Мотив этот присутствует и в «Тяжелых снах», и от них протягивается к «Отчаянию» другая смысловая нить. Как упоминалось раньше, замысел логинского общества или «союза взаимопомощи» перетолковывается горожанами в манере конспирологических озарений о масонах и «знаках на спине в доказательство вечной принадлежности». Знаки посвятительного ритуала действительно, хоть и в тайне от самого героя, проступают на дне его жизненной грезы. Так, замысел общественного строительства, перешедший в идею личного созидания, или убийства соперника, соединяется с темой заговора. Что касается метки, то она предстает идентификацией по принадлежности клану заговорщиков.
В «Отчаянии» это масонское эхо отдается следующим образом: при первой же встрече с мнимым двойником Герман говорит о «масонской связи», намечая дальнейшую историю отношений с Феликсом (который не раз называется германовским «братом») как развитие тайного преступного заговора.
Метафора масонства как будто повисает в воздухе, но на самом деле, как и в «Защите Лужина», находит отклики в тексте. Так, герой говорит о себе, что «у него на лбу надувается жила, как недочерченная “мысль”», имея в виду церковнославянское написание буквы «м» – «мыслете»[672]
. (В английской версии это звучит определеннее: «On my forehead a vein stands out like a capital M imperfectly drawn»[673].) Буква «М» – знак мастера, который традиционно изображается на масонской перевязи.Вместе с тем заглавная литера «М» отсылает, возможно, к инициалам «J. M.» – Jaques Molаy, гроссмейстер ордена тамплиеров. Эти инициалы изображаются на атрибутах степеней шотландского обряда. На связь Германа с тамплиерами и их последователями указывают виселицы, которые рисует Ардалион, наряду с геометрическими фигурами (также намекающими на масонскую символику) в качестве фона портрета героя. В ритуале посвящения в высокие рыцарские степени используется мотив повешения: посвящаемому надевают веревку на шею в память о казненных средневековых храмовниках.
Рыцарский мотив поддерживается зооморфными именами героев «Отчаяния». Герман отмечает «львиное лицо» Ардалиона, руку с когтями грифона Орловиуса, видит их стилизованными фигурами, застывшими, «как зверье на гербах». Этих рыцарей он пытается использовать в своем мрачном и загадочном «строительстве чудесного здания». Зданием или храмом для Германа оказывается Феликс. «Оставить его без головы или строить дальше», – размышляет он.

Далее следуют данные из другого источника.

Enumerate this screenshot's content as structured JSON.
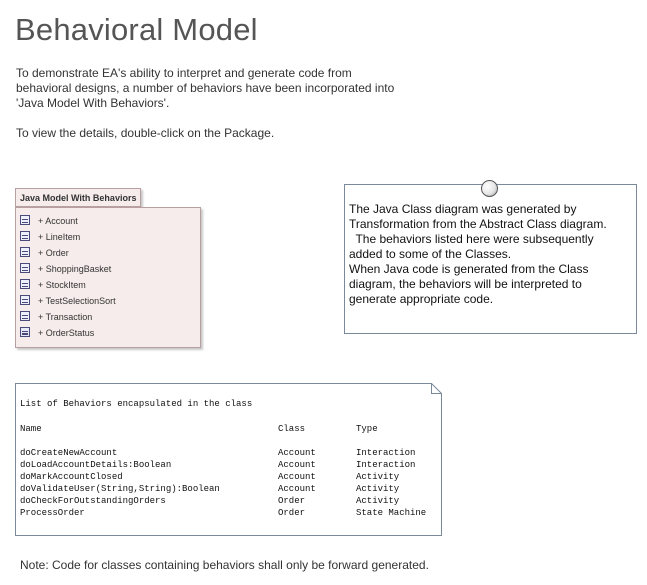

Его строительство («зодчество»), подсвеченное аллюзиями на демонических тамплиеров, представляет акт стирания индивидуальности, приведения к единому, подлежащему бесконечному тиражированию образцу, – себе самому. В этом заключается его заговор, заговор сходства. (Тема, с ее масонскими вариациями, находит продолжение в «Bend Sinister», где к власти приходят «эквилисты», насаждающие культ Одного и деспотию «братства» его двойников.) В «Отчаянии» же германовский заговор в его общественном, «братском» или «масонском» звучании оркеструется советским маршем: «Мне даже представляется иногда, что основная моя тема, сходство двух людей есть некое иносказание. Это разительное физическое подобие, вероятно, казалось мне (подсознательно!) залогом того идеального подобия, которое соединит людей в будущем бесклассовом обществе… я… смутно выполнял… некоторую социальную функцию. ‹…› Мне грезился новый мир, где все люди будут друг на друга похожи, как Герман и Феликс, – мир Геликсов и Ферманов, – мир, где рабочего, павшего у станка, заменит тотчас, с невозмутимой социальной улыбкой, его совершенный двойник»[674]
.Так логинский союз, точнее неудача союза, которая претворяется в уничтожение другого ради собственной однородности, сходится в контексте набоковского романа с мрачной идеей советского единообразия, поглощения частного общим. По-видимому, символистский культ отвлеченного, идеального, вплоть до небытия, символистская страсть к глобальному и единому и неприязнь к индивидуальным, случайным, незначительным подробностям бытия, или «окольным путям духа», – все это для Набокова обретало прямое продолжение в тусклой антиутопии нового времени[675]
.Зрение героя – мотив, также связующий Германа с двумя сологубовскими прототипами. Логин был близорук, и эта близорукость вызывает авторское сочувствие, являя пренебрежение некрасивыми и монотонными мелочами, докучливой, по Сологубу, и ненужной «пестротой» жизни. Близорукость – дар глубинного видения – рокового, «навеки неизменного».